Hollywood construiu sua história sobre os ombros de heróis. Dennis Hopper, que morreu no último sábado, aos 74 anos, nunca quis ser um deles. Rebelde com muitas causas, sobretudo a do inconformismo, foi um ator que encarnava, até mais do que o anti-herói. o desconforto, a dissonância. Portanto, faz todo sentido que a primeira imagem que muitos tenham de Hopper no cinema é a de um dos jovens do elenco de Juventude Transviada, clássico de Nicholas Ray estrelado por James Dean, que dele saiu como um dos mais perenes símbolos de rebeldia adolescente na história do cinema.

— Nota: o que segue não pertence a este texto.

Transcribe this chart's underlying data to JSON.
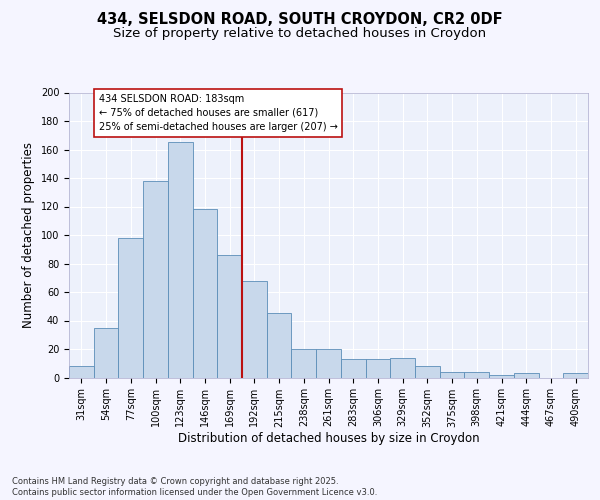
{
  "title_line1": "434, SELSDON ROAD, SOUTH CROYDON, CR2 0DF",
  "title_line2": "Size of property relative to detached houses in Croydon",
  "xlabel": "Distribution of detached houses by size in Croydon",
  "ylabel": "Number of detached properties",
  "bar_labels": [
    "31sqm",
    "54sqm",
    "77sqm",
    "100sqm",
    "123sqm",
    "146sqm",
    "169sqm",
    "192sqm",
    "215sqm",
    "238sqm",
    "261sqm",
    "283sqm",
    "306sqm",
    "329sqm",
    "352sqm",
    "375sqm",
    "398sqm",
    "421sqm",
    "444sqm",
    "467sqm",
    "490sqm"
  ],
  "bar_values": [
    8,
    35,
    98,
    138,
    165,
    118,
    86,
    68,
    45,
    20,
    20,
    13,
    13,
    14,
    8,
    4,
    4,
    2,
    3,
    0,
    3
  ],
  "bar_color": "#c8d8eb",
  "bar_edge_color": "#5b8db8",
  "vline_index": 7,
  "vline_color": "#bb1111",
  "annotation_text": "434 SELSDON ROAD: 183sqm\n← 75% of detached houses are smaller (617)\n25% of semi-detached houses are larger (207) →",
  "annotation_box_facecolor": "#ffffff",
  "annotation_box_edgecolor": "#bb1111",
  "ylim": [
    0,
    200
  ],
  "yticks": [
    0,
    20,
    40,
    60,
    80,
    100,
    120,
    140,
    160,
    180,
    200
  ],
  "plot_bg_color": "#edf1fb",
  "fig_bg_color": "#f5f5ff",
  "grid_color": "#ffffff",
  "title_fontsize": 10.5,
  "subtitle_fontsize": 9.5,
  "axis_label_fontsize": 8.5,
  "tick_fontsize": 7,
  "annotation_fontsize": 7,
  "footer_fontsize": 6,
  "footer_text": "Contains HM Land Registry data © Crown copyright and database right 2025.\nContains public sector information licensed under the Open Government Licence v3.0."
}
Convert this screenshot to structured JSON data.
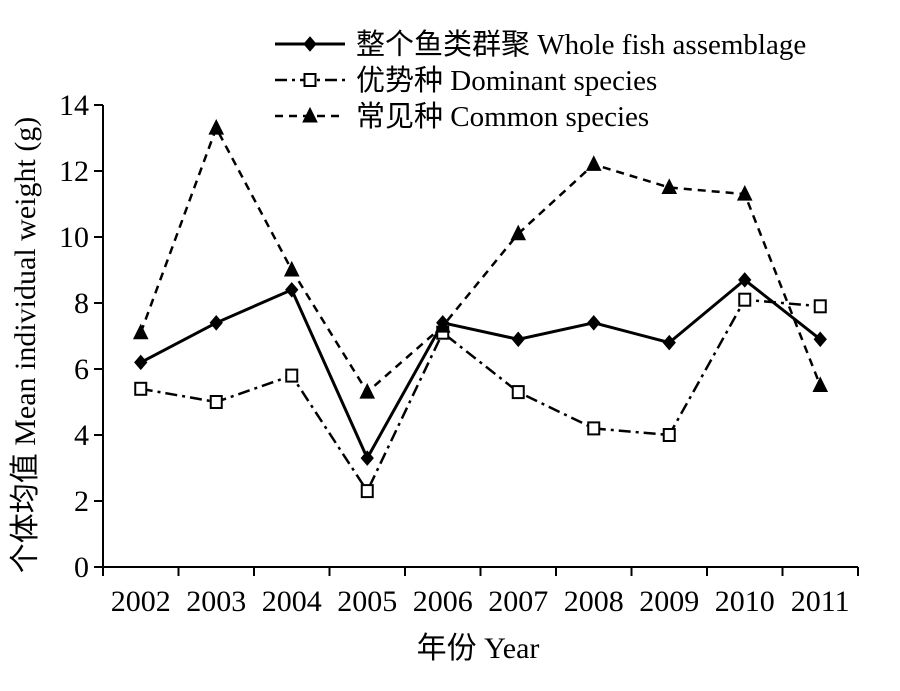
{
  "chart_data": {
    "type": "line",
    "categories": [
      "2002",
      "2003",
      "2004",
      "2005",
      "2006",
      "2007",
      "2008",
      "2009",
      "2010",
      "2011"
    ],
    "series": [
      {
        "name": "整个鱼类群聚 Whole fish assemblage",
        "values": [
          6.2,
          7.4,
          8.4,
          3.3,
          7.4,
          6.9,
          7.4,
          6.8,
          8.7,
          6.9
        ],
        "line_style": "solid",
        "marker": "diamond",
        "color": "#000000"
      },
      {
        "name": "优势种 Dominant species",
        "values": [
          5.4,
          5.0,
          5.8,
          2.3,
          7.1,
          5.3,
          4.2,
          4.0,
          8.1,
          7.9
        ],
        "line_style": "dash-dot",
        "marker": "open-square",
        "color": "#000000"
      },
      {
        "name": "常见种 Common species",
        "values": [
          7.1,
          13.3,
          9.0,
          5.3,
          7.3,
          10.1,
          12.2,
          11.5,
          11.3,
          5.5
        ],
        "line_style": "dashed",
        "marker": "triangle",
        "color": "#000000"
      }
    ],
    "xlabel": "年份 Year",
    "ylabel": "个体均值 Mean individual weight (g)",
    "ylim": [
      0,
      14
    ],
    "yticks": [
      "0",
      "2",
      "4",
      "6",
      "8",
      "10",
      "12",
      "14"
    ],
    "grid": false,
    "legend_position": "top-right"
  }
}
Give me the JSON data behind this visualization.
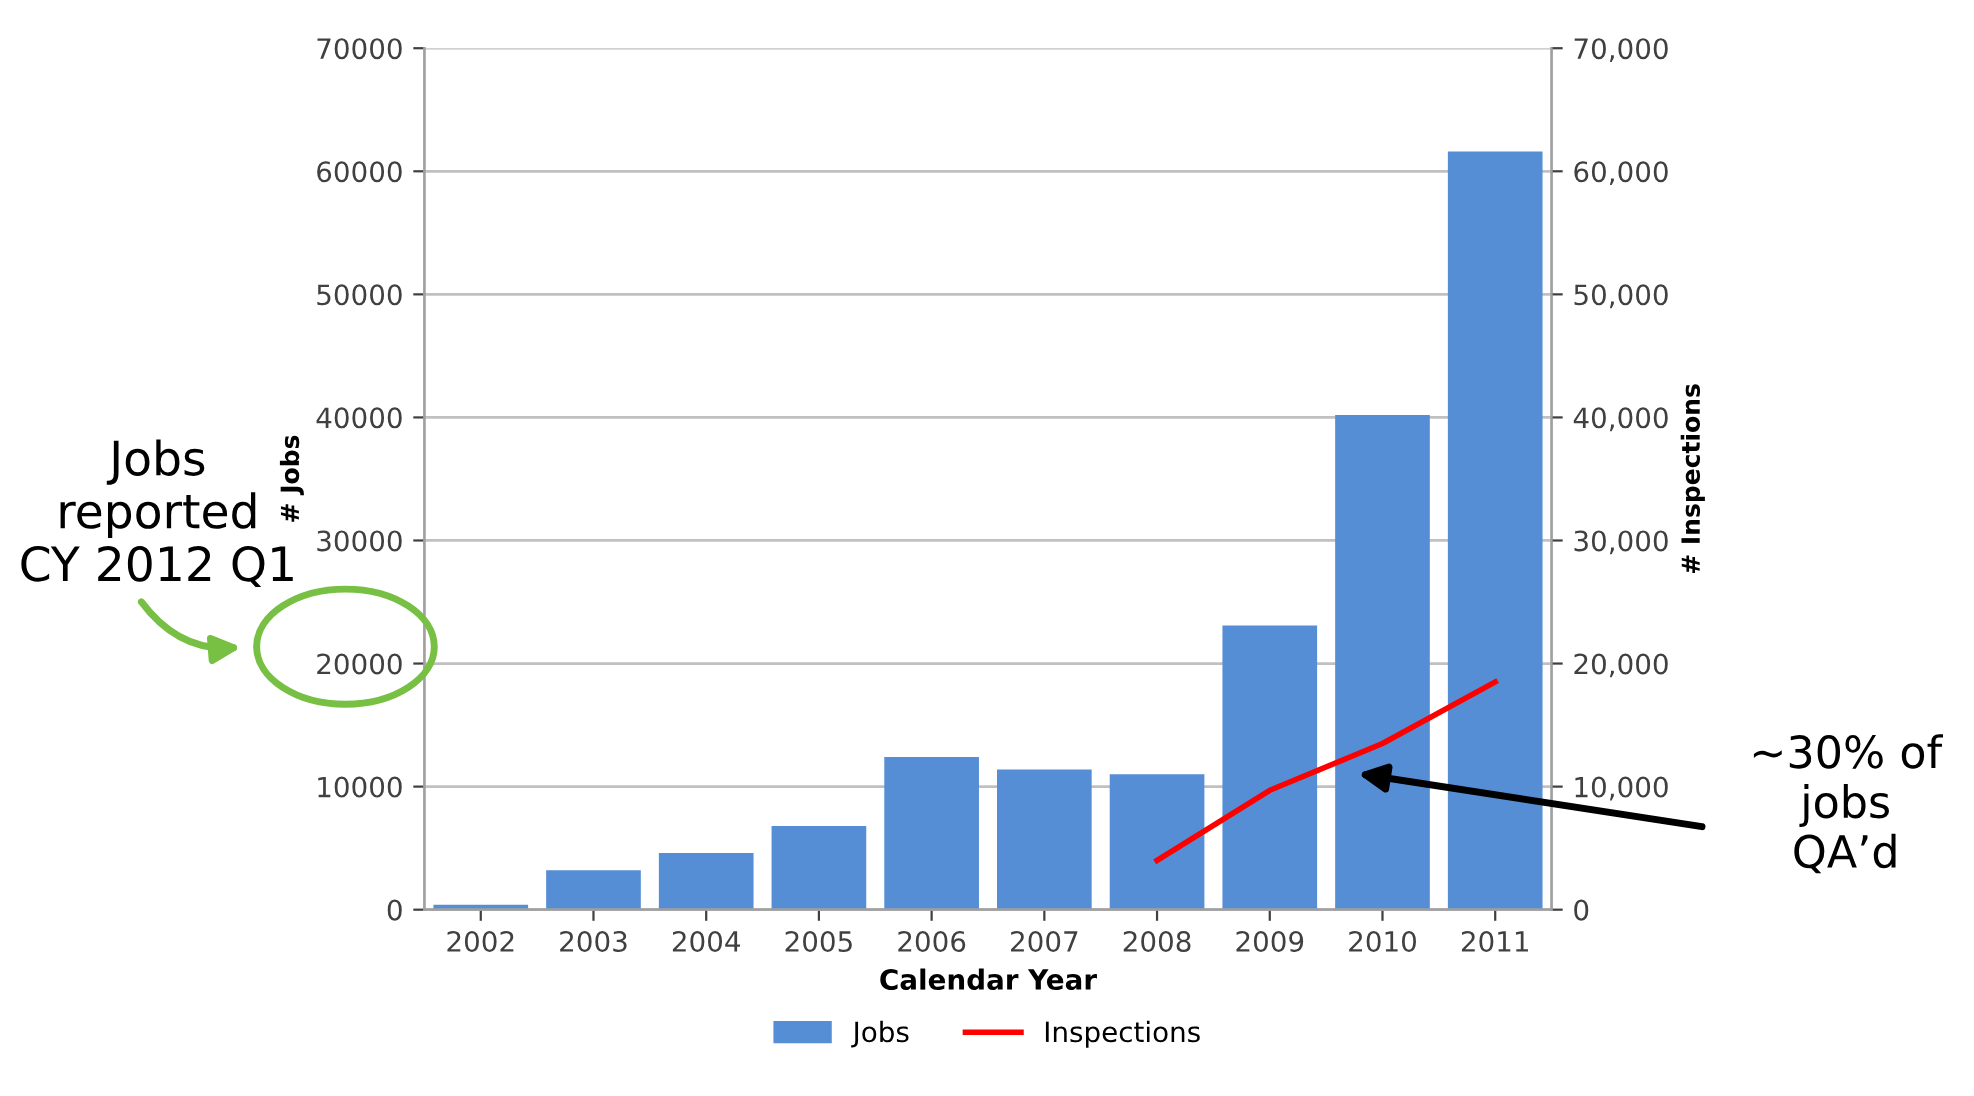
{
  "chart_data": {
    "type": "bar",
    "categories": [
      "2002",
      "2003",
      "2004",
      "2005",
      "2006",
      "2007",
      "2008",
      "2009",
      "2010",
      "2011"
    ],
    "xlabel": "Calendar Year",
    "ylabel": "# Jobs",
    "y2label": "# Inspections",
    "series": [
      {
        "name": "Jobs",
        "color": "#558ed5",
        "values": [
          400,
          3200,
          4600,
          6800,
          12400,
          11400,
          11000,
          23100,
          40200,
          61600
        ]
      },
      {
        "name": "Inspections",
        "color": "#ff0000",
        "type": "line",
        "axis": "y2",
        "values": [
          null,
          null,
          null,
          null,
          null,
          null,
          4000,
          9700,
          13500,
          18500
        ]
      }
    ],
    "ylim": [
      0,
      70000
    ],
    "yticks": [
      0,
      10000,
      20000,
      30000,
      40000,
      50000,
      60000,
      70000
    ],
    "y2lim": [
      0,
      70000
    ],
    "y2ticks": [
      {
        "value": 0,
        "label": "0"
      },
      {
        "value": 10000,
        "label": "10,000"
      },
      {
        "value": 20000,
        "label": "20,000"
      },
      {
        "value": 30000,
        "label": "30,000"
      },
      {
        "value": 40000,
        "label": "40,000"
      },
      {
        "value": 50000,
        "label": "50,000"
      },
      {
        "value": 60000,
        "label": "60,000"
      },
      {
        "value": 70000,
        "label": "70,000"
      }
    ],
    "grid": "y",
    "legend": "bottom",
    "annotations": [
      "Jobs\nreported\nCY 2012 Q1",
      "~30% of\njobs\nQA’d"
    ]
  }
}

Lançado em 1955, quando Hopper tinha apenas 19 anos, o filme denuncia um intenso mal-estar diante do american way of life, da aparente estabilidade de uma existência suburbana construída em torno da família de classe média nuclear, branca e protestante, que 15 anos mais tarde, em Sem Destino, seu primeiro trabalho como diretor, ele trataria de implodir em mil pedaços.
Mais do que apenas um filme, Easy Rider , título original do longa-metragem protagonizado por Hopper e Peter Fonda, é um manifesto.
Ao retratar a trágica jornada de uma dupla de motoqueiros hippies, que atravessam lisergicamente as estradas dos Estados Unidos como se fossem veias de um corpo doente, em profunda crise de identidade, o filme provoca, cutuca, debocha. Por defender, em suas entrelinhas, que o establishment é uma barreira a ser derrubada, um limite a ser transposto. O que está além desses obstáculos vale mais a pena.
Vencedor do prêmio de melhor obra de estreia no Festival de Cannes e indicado ao Oscar de roteiro adaptado, também coassinado por Fonda e Hopper, Sem Destino pertence à mesma safra de outro título importasnte, divisor de águas: Perdidos na Noite, obra-prima de John Schlesinger que venceu o Oscar de melhor filme e abalou estruturas ao permitir o protagonismo a tipos marginais como um garoto de programa interiorano (Jon Voight) e um miserável morimbundo (Dustin Hoffman).
No fim da década de 1970, Hopper teria um papel pequeno, porém importante, em Apocalipse Now (1979), polêmica releitura de Um Coração nas Trevas, romance colonialista de Joseph Conrad, transposto pelo diretor Francis Ford Coppola para a Guerra do Vietnã. No filme, Hopper não é um militar, mas um soldado da mídia, hipnotizado pelas atrocidades que primeiro vê e depois o engolem em dos mais perturbadores dramas bélicos já produzidos pelo cinema. Ele representa a mídia servil, obcenamente conivente com um conflito sem muita razão de ser.
Seis anos mais tarde, Hopper faria aquele que talvez seja seu personagem mais emblemático. Em Veludo Azul, de David Lynch, ele encarou Frank Booth, um psicopata alucinado que é a encarnação do mal. Ou melhor, o reverso da falsa normalidade suburbana que Lynch, aqui em conexão direta com a crítica social contida em Juventude transviada, busca expor. A imagem do personagem com uma máscara de inalação sobre o rosto é grotesca, assustadora. Hopper jamais teve medo de ser visto assim.